Global digital offerings would increasingly organise, and split, around the two global digital poles of US and China. They are also becoming more integrated right from computing chips, network equipment and user devices to software, applications and AI. Every other country will have to choose between the two digital superpowers as its primary digital supplier, and get increasingly locked into it.

It is scary to imagine such a digitally split world. Countries will face acute digital dependencies on their respective digital overlord (US or China), as the latter controls data-driven digital intelligence running their various sectors.

With the outlook being so dismal, countries like India should explore the combination of a geopolitical approach of digital non-alignment, with a practical one of diligently promoting open digital value chains.

Digital non-alignment implies deliberate economic and political investments to avoid getting too closely hooked to either of the digital superpower’s digital products and services. Its technical, policy-legal and business model complement is to establish open digital value chains.

Vertical integrations must be checked through open technical standards, strong competition regulation, and other policies like mandating data sharing. This will require close cooperation among the digitally non-aligned countries, including, hopefully, European ones.

But most importantly, India needs a strong domestic digital industry in most, if not all, key links of the digital value chain. We are increasingly being left with digital economy’s physical elements — cars, drivers, logistics, manufacturing, hospitals, schools, and so on. The data driven digital brain at the top of the digital value chain in every sector is either in the US (largely) or China. Just think of the Uber application extracting our data, using it to control interactions between our car drivers and commuters, and making a neat 25% cut on all payments, without actually even having to to be in India. Similar will be repeated in every single sector. Our much vaunted IT or digital strength is contributory — and up for sale — and not controlling, whether as software coders or digital start-ups eager for US or Chinese buyouts.

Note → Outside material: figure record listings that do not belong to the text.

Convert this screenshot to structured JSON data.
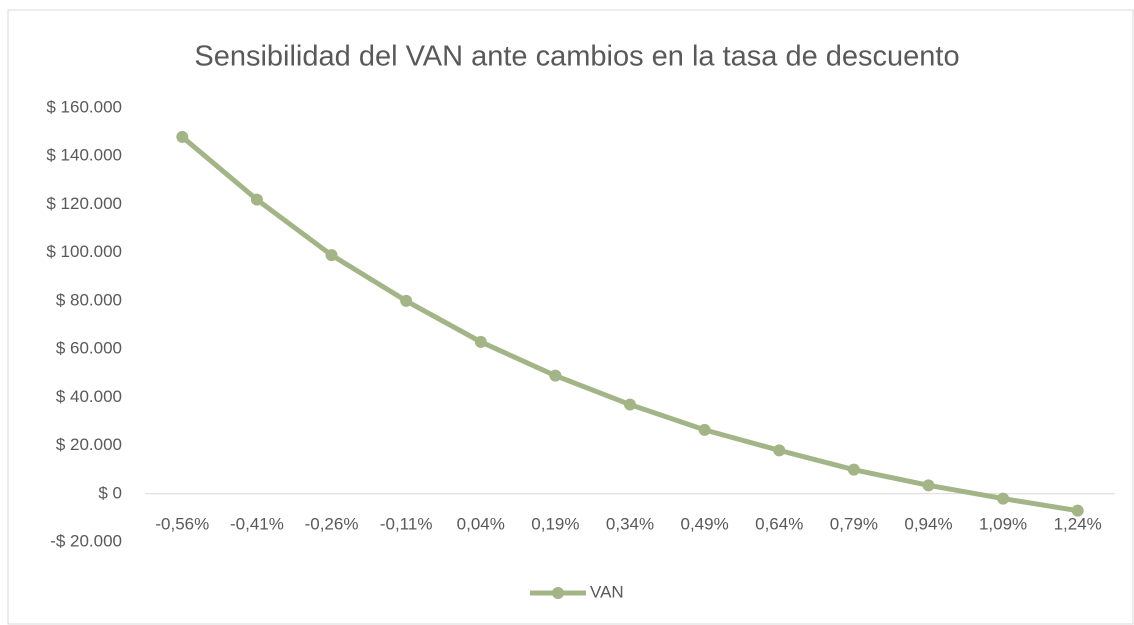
{
  "chart_data": {
    "type": "line",
    "title": "Sensibilidad del VAN ante cambios en la tasa de descuento",
    "categories": [
      "-0,56%",
      "-0,41%",
      "-0,26%",
      "-0,11%",
      "0,04%",
      "0,19%",
      "0,34%",
      "0,49%",
      "0,64%",
      "0,79%",
      "0,94%",
      "1,09%",
      "1,24%"
    ],
    "series": [
      {
        "name": "VAN",
        "color": "#a3b587",
        "values": [
          148000,
          122000,
          99000,
          80000,
          63000,
          49000,
          37000,
          26500,
          18000,
          10000,
          3500,
          -2000,
          -7000
        ]
      }
    ],
    "ylim": [
      -20000,
      160000
    ],
    "yticks": [
      {
        "value": -20000,
        "label": "-$ 20.000"
      },
      {
        "value": 0,
        "label": "$ 0"
      },
      {
        "value": 20000,
        "label": "$ 20.000"
      },
      {
        "value": 40000,
        "label": "$ 40.000"
      },
      {
        "value": 60000,
        "label": "$ 60.000"
      },
      {
        "value": 80000,
        "label": "$ 80.000"
      },
      {
        "value": 100000,
        "label": "$ 100.000"
      },
      {
        "value": 120000,
        "label": "$ 120.000"
      },
      {
        "value": 140000,
        "label": "$ 140.000"
      },
      {
        "value": 160000,
        "label": "$ 160.000"
      }
    ],
    "grid": false,
    "legend": "bottom"
  }
}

What is required is a strong and clear-headed digital industrial policy, which aims foremost at the layer of highest value: data. After all, the most important data needed to manage various sectors in India is local — arising from us and about us. This provides the basis for claiming legal ownership over such data, and channelling it for development of Indian digital industry. India’s draft e-commerce policy attempts precisely that through the concepts of community data and national data. It also proposes adequate legal and technical frameworks to make such data available for India’s digital development.

This does not entail isolation from global digital value chains. It only creates the space and basis for negotiating on better terms with foreign technical service-providers, and in a manner that develops our capabilities, and enables India to keep graduating higher in digital value chains. This, as against the current forecast of permanent digital dependencies. Unlike most other countries, India has the required technical as well as managerial/entrepreneurial capabilities and a large enough domestic market.

After establishing more open digital businesses domestically, India can also develop a global niche. Its alluring global offer can be of less extractive business models than those of the US or China, even if it affects profit margins. These models would respect local data ownership, and build respective domestic digital-industrial capacities, rather than suppressing them. Almost all countries today fear digital subjugation enough to welcome such a more open global digital business approach, perhaps even if it initially has less shiny offerings than those of the digital superpowers. For instance, what does it really take to digitally organise a city’s food business, and would it matter if it gets accomplished in two years rather than one?

But it will require a clear and strong-willed nationwide vision and effort. Not just a data protection law here and an e-commerce policy there, and multiple varied perspectives arising from finance, commerce, industry, IT, and security establishments. A single anchor in the government, and a document, with a strategic digital vision, has to be created first. We must also remain prepared to face much resistance, and even setbacks. Global leadership is not for the faint-hearted.